The next step is to implement the beamsearch algorithm to predict text. In our implementation, each beam is represented by a tuple with three elements. The first element is the logarithm of the cumulative probability for the current sequence of characters. The second element is the string of characters. The third element is a one-hot encoded version of the string of characters. A reasonable question is why we store the logarithm of the cumulative probability instead of just the cumulative probability. Given that these probabilities are small, there is a risk that the limited precision of computer arithmetic results in underflow. This is addressed by instead computing the logarithm of the probability, in which case the multiplication is converted to an addition. For a small number of words, this is not necessary, but we do it anyway for good practice.

We start by creating a single beam with an initial sequence of characters ('the body ') and set the initial probability to 1.0. The one-hot encoded version of the string is created by the first loop. We add this beam to a list named beams.

This is followed by a nested loop that uses the trained model to do predictions according to the beam-search algorithm. We extract the one-hot encoding representation of each beam and create a NumPy array with multiple input examples. There is one input example per beam. During the first iteration, there is only a single input example. During the remaining iterations, there will be BEAM_SIZE number of examples.

We call model.predict(), which results in one softmax vector per beam. The softmax vector contains one probability per word in the vocabulary. For each beam, we create BEAM_SIZE new beams, each beam consisting of the words from the original beam concatenated with one more word. We choose the most probable words when creating the beams. The probability for each beam can be computed by multiplying the current probability of the beam by the probability for the added word.

Once we have created BEAM_SIZE beams for each existing beam, we sort the list of new beams according to their probabilities. We then discard all but the top BEAM_SIZE beams. This represents the pruning step. For the first iteration, this does not result in any pruning because we started with a single beam, and this beam resulted in just BEAM_SIZE beams. For all remaining iterations, we will end up with BEAM_SIZE * BEAM_SIZE beams and discard most of them.

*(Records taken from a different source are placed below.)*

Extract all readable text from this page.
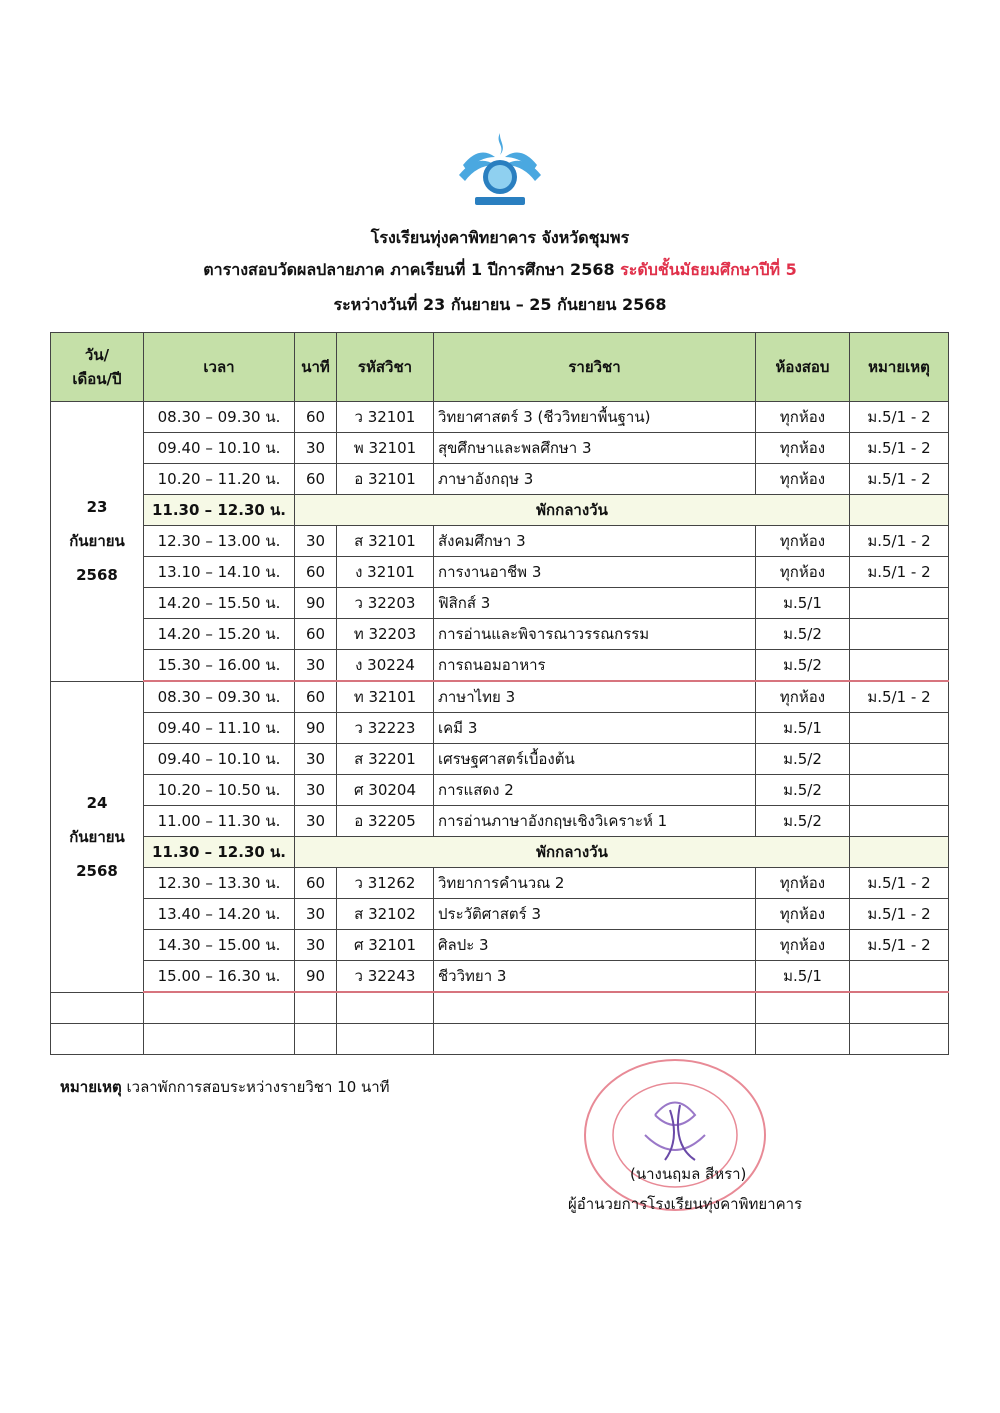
โรงเรียนทุ่งคาพิทยาคาร จังหวัดชุมพร
ตารางสอบวัดผลปลายภาค ภาคเรียนที่ 1 ปีการศึกษา 2568 ระดับชั้นมัธยมศึกษาปีที่ 5
ระหว่างวันที่ 23 กันยายน – 25 กันยายน 2568
วัน/
เดือน/ปี	เวลา	นาที	รหัสวิชา	รายวิชา	ห้องสอบ	หมายเหตุ
23
กันยายน
2568	08.30 – 09.30 น.	60	ว 32101	วิทยาศาสตร์ 3 (ชีววิทยาพื้นฐาน)	ทุกห้อง	ม.5/1 - 2
	09.40 – 10.10 น.	30	พ 32101	สุขศึกษาและพลศึกษา 3	ทุกห้อง	ม.5/1 - 2
	10.20 – 11.20 น.	60	อ 32101	ภาษาอังกฤษ 3	ทุกห้อง	ม.5/1 - 2
	11.30 – 12.30 น.	พักกลางวัน				
	12.30 – 13.00 น.	30	ส 32101	สังคมศึกษา 3	ทุกห้อง	ม.5/1 - 2
	13.10 – 14.10 น.	60	ง 32101	การงานอาชีพ 3	ทุกห้อง	ม.5/1 - 2
	14.20 – 15.50 น.	90	ว 32203	ฟิสิกส์ 3	ม.5/1	
	14.20 – 15.20 น.	60	ท 32203	การอ่านและพิจารณาวรรณกรรม	ม.5/2	
	15.30 – 16.00 น.	30	ง 30224	การถนอมอาหาร	ม.5/2	
24
กันยายน
2568	08.30 – 09.30 น.	60	ท 32101	ภาษาไทย 3	ทุกห้อง	ม.5/1 - 2
	09.40 – 11.10 น.	90	ว 32223	เคมี 3	ม.5/1	
	09.40 – 10.10 น.	30	ส 32201	เศรษฐศาสตร์เบื้องต้น	ม.5/2	
	10.20 – 10.50 น.	30	ศ 30204	การแสดง 2	ม.5/2	
	11.00 – 11.30 น.	30	อ 32205	การอ่านภาษาอังกฤษเชิงวิเคราะห์ 1	ม.5/2	
	11.30 – 12.30 น.	พักกลางวัน				
	12.30 – 13.30 น.	60	ว 31262	วิทยาการคำนวณ 2	ทุกห้อง	ม.5/1 - 2
	13.40 – 14.20 น.	30	ส 32102	ประวัติศาสตร์ 3	ทุกห้อง	ม.5/1 - 2
	14.30 – 15.00 น.	30	ศ 32101	ศิลปะ 3	ทุกห้อง	ม.5/1 - 2
	15.00 – 16.30 น.	90	ว 32243	ชีววิทยา 3	ม.5/1	

หมายเหตุ เวลาพักการสอบระหว่างรายวิชา 10 นาที
(นางนฤมล สีหรา)
ผู้อำนวยการโรงเรียนทุ่งคาพิทยาคาร
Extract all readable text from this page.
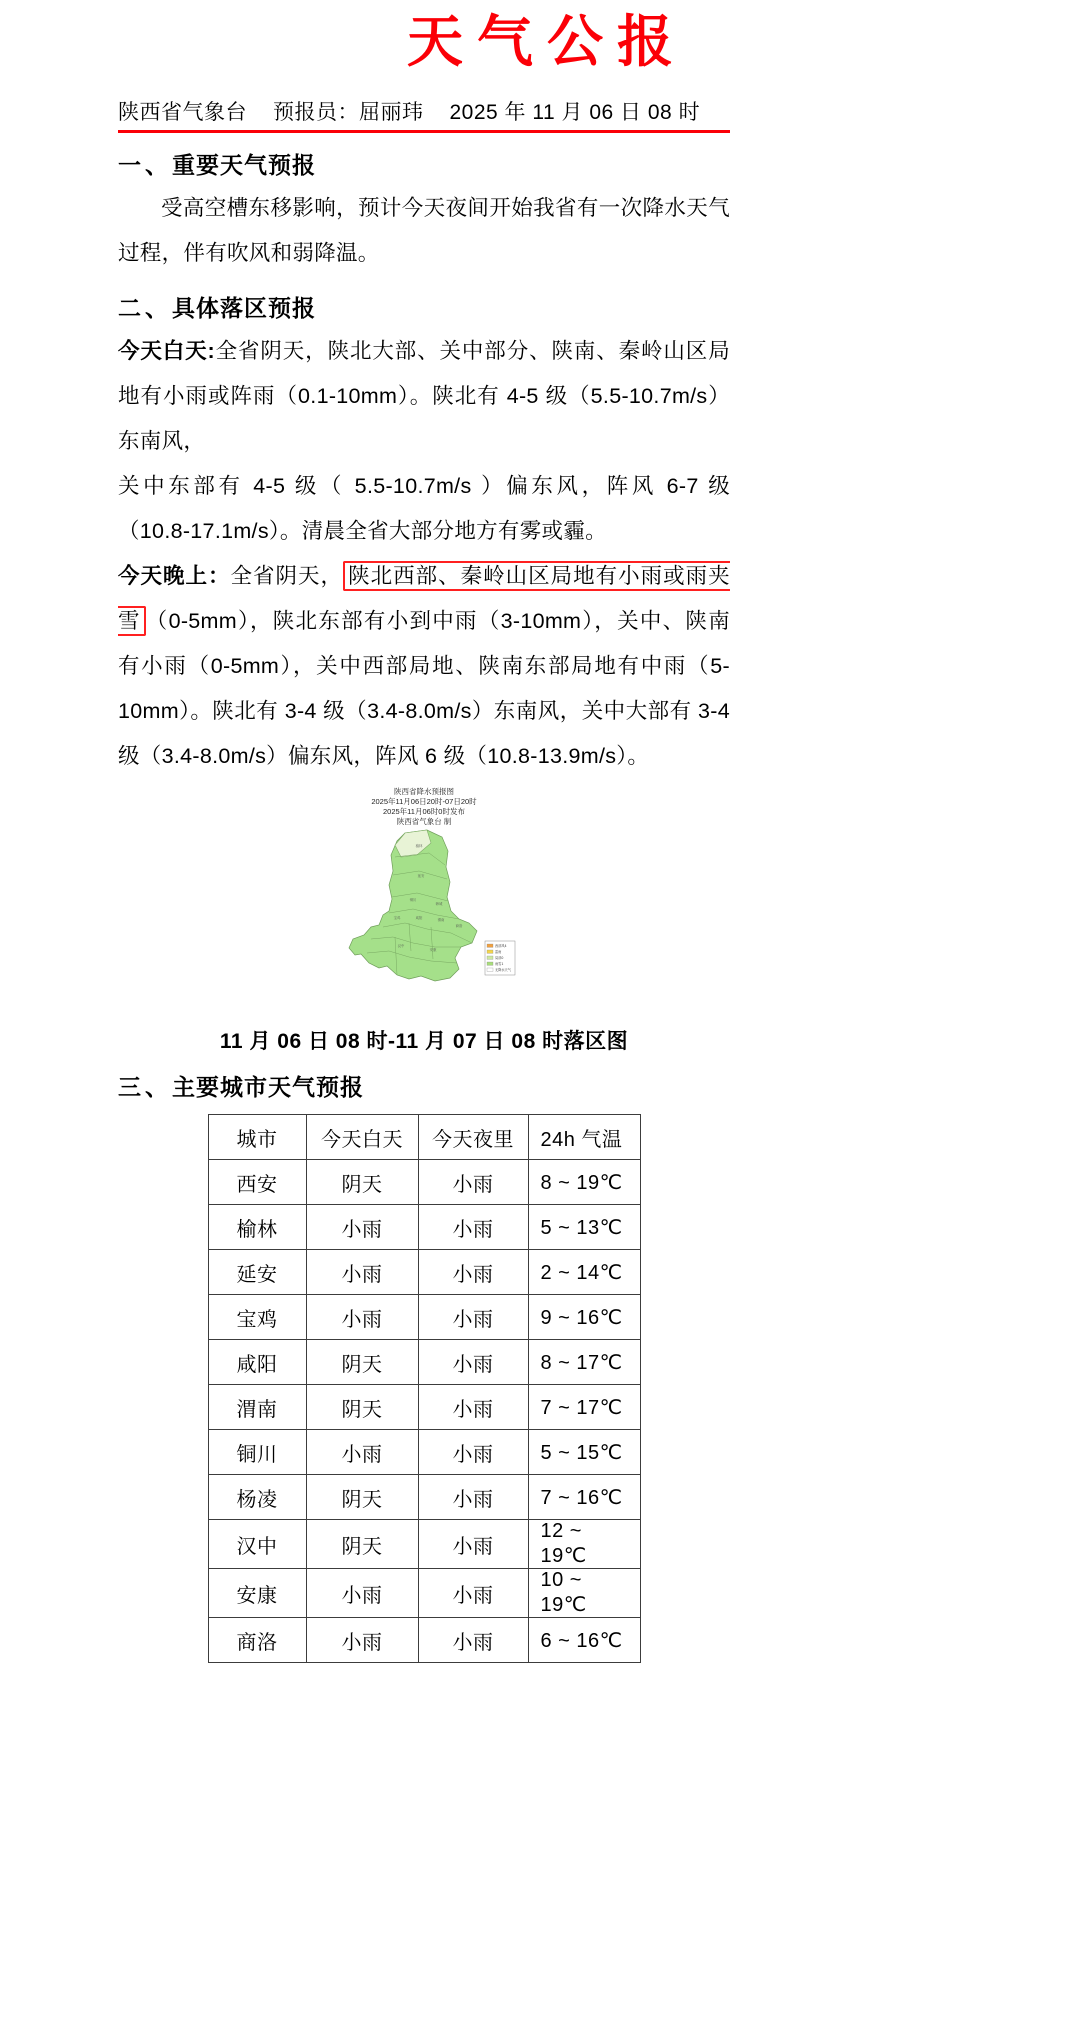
天气公报
陕西省气象台 预报员：屈丽玮 2025 年 11 月 06 日 08 时
一、重要天气预报

受高空槽东移影响，预计今天夜间开始我省有一次降水天气过程，伴有吹风和弱降温。

二、具体落区预报

今天白天:全省阴天，陕北大部、关中部分、陕南、秦岭山区局地有小雨或阵雨（0.1-10mm）。陕北有 4-5 级（5.5-10.7m/s）东南风，
关中东部有 4-5 级（ 5.5-10.7m/s ）偏东风，阵风 6-7 级
（10.8-17.1m/s）。清晨全省大部分地方有雾或霾。

今天晚上：全省阴天， 陕北西部、秦岭山区局地有小雨或雨夹雪 （0-5mm），陕北东部有小到中雨（3-10mm），关中、陕南有小雨（0-5mm），关中西部局地、陕南东部局地有中雨（5-10mm）。陕北有 3-4 级（3.4-8.0m/s）东南风，关中大部有 3-4 级（3.4-8.0m/s）偏东风，阵风 6 级（10.8-13.9m/s）。

陕西省降水预报图
2025年11月06日20时-07日20时
2025年11月06时0时发布
陕西省气象台 制
榆林
延安
铜川
韩城
宝鸡	咸阳	渭南
商洛
汉中
安康
西部风4
雷雨
局部0
雨雪1
无降水天气
11 月 06 日 08 时-11 月 07 日 08 时落区图
三、主要城市天气预报
城市	今天白天	今天夜里	24h 气温
西安	阴天	小雨	8 ~ 19℃
榆林	小雨	小雨	5 ~ 13℃
延安	小雨	小雨	2 ~ 14℃
宝鸡	小雨	小雨	9 ~ 16℃
咸阳	阴天	小雨	8 ~ 17℃
渭南	阴天	小雨	7 ~ 17℃
铜川	小雨	小雨	5 ~ 15℃
杨凌	阴天	小雨	7 ~ 16℃
汉中	阴天	小雨	12 ~ 19℃
安康	小雨	小雨	10 ~ 19℃
商洛	小雨	小雨	6 ~ 16℃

The loop runs for a fixed number of iterations followed by printing out the generated predictions.


In [None]:
# Create initial single beam represented by triplet
# (probability , string , one-hot encoded string).
letters = 'the monster '
one_hots = []
for i, char in enumerate(letters):
    x = np.zeros(encoding_width)
    x[char_to_index[char]] = 1
    one_hots.append(x)
beams = [(np.log(1.0), letters, one_hots)]

# Predict NUM_LETTERS into the future.
for i in range(NUM_LETTERS):
    minibatch_list = []
    # Create minibatch from one-hot encodings, and predict.
    for triple in beams:
        minibatch_list.append(triple[2])
    minibatch = np.array(minibatch_list)
    y_predict = model.predict(minibatch, verbose=0)
    new_beams = []
    for j, softmax_vec in enumerate(y_predict):
        triple = beams[j]
        # Create BEAM_SIZE new beams from each existing beam.
        for k in range(BEAM_SIZE):
            char_index = np.argmax(softmax_vec)
            new_prob = triple[0] + np.log(
                softmax_vec[char_index])
            new_letters = triple[1] + index_to_char[char_index]
            x = np.zeros(encoding_width)
            x[char_index] = 1
            new_one_hots = triple[2].copy()
            new_one_hots.append(x)
            new_beams.append((new_prob, new_letters,
                              new_one_hots))
            softmax_vec[char_index] = 0
    # Prune tree to only keep BEAM_SIZE most probable beams.
    new_beams.sort(key=lambda tup: tup[0], reverse=True)
    beams = new_beams[0:BEAM_SIZE]
for item in beams:
    print(item[1])